Seated tickets are a different type of ticket type. They are linked to a seating chart.
Because of this, there are some differences between seated tickets and other types of tickets.
Seated ticket quantities are controlled by a mixture of the categories on your seating chart and the ticket type quantity. If you set a higher event/ticket type quantity than in your seating chart, you can't sell more seats than in your chart.
Example 1: if I have a seating chart with 100 general admission seats, and a general admission seated ticket type with a quantity of 50, I will only be able to sell 50 seats.
Example 2: if I have a seating chart with 100 general admission seats, and a general admission seated ticket type with a quantity of 150, I will only be able to sell 100 seats.
To hold seated tickets, it's a bit different from the hold function for other ticket types. Please see: How to put seated tickets on hold.
You can't add seated tickets to ticket groups.
You can't add seated tickets to ticket bundles.
You can't set a minimum quantity per seated ticket order.
You can't import seated tickets.
A seat reservation counts as one chargeable usage. In addition, normal ticketing fees apply.
An order for 2 £10 seated tickets incurs 4 x Ticket Tailor usage fees (2 x seat reservations, 2 x paid tickets).
An order for 2 free seated tickets incurs 2 x Ticket Tailor usage fees (2 x seat reservations, 0 usage fee for free tickets).
A seated ticket type is attached to a seat on your seating chart based on the seat label.

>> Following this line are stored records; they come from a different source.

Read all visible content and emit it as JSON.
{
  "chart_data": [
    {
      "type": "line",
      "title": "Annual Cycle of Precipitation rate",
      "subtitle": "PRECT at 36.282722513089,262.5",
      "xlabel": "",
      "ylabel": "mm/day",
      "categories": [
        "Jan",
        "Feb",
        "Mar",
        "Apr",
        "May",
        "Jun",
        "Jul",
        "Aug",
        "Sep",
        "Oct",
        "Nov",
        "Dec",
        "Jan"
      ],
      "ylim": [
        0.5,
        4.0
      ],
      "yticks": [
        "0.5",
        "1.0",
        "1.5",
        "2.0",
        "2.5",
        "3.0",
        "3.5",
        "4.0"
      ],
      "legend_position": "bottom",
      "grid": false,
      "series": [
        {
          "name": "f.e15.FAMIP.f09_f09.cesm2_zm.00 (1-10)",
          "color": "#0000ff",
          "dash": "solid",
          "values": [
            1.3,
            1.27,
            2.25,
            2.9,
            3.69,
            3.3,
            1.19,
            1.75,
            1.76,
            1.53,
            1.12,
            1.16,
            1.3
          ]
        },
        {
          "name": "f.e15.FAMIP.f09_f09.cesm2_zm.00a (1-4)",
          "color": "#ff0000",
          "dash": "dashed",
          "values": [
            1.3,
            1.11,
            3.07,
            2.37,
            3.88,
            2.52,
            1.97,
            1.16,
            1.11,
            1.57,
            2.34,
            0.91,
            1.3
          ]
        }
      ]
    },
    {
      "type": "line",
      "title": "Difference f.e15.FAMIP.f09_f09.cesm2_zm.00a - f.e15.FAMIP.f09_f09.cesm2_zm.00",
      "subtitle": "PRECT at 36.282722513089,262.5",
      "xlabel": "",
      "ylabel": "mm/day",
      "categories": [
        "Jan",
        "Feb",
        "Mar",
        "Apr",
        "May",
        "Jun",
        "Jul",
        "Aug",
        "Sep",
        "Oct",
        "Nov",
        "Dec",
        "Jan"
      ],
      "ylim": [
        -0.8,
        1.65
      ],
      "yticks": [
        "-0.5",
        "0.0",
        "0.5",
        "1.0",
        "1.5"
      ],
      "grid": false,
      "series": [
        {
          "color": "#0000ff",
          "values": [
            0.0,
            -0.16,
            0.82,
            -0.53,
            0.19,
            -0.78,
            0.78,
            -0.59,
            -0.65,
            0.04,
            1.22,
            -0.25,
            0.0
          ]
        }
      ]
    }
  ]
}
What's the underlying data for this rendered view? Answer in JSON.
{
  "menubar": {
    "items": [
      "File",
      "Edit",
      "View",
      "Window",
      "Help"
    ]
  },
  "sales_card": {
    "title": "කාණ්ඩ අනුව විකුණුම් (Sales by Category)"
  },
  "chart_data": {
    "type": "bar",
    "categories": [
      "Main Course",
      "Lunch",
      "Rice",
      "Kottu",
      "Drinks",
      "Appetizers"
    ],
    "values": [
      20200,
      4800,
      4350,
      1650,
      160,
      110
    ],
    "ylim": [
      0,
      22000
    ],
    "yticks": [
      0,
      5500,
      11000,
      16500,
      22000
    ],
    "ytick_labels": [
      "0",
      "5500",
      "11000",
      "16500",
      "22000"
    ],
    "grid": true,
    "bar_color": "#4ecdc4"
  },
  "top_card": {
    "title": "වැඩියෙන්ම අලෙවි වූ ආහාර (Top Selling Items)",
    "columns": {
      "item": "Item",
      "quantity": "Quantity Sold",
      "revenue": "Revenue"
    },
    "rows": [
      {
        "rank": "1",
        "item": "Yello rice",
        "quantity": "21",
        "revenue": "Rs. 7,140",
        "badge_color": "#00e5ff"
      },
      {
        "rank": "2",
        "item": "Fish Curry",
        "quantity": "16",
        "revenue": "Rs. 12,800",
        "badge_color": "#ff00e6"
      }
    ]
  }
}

If you edit the labels (row letters and seat numbers) on your seating chart when your event is still live, if you have sold seats with the old label, your original bookings will be detached from the seat, and the seat will be able to be sold again. To prevent double bookings only edit your seating chart if your event isn't live. If you do change the labels when your event is on sale, changing the label back to what it was will re-attach the sold tickets to the chart.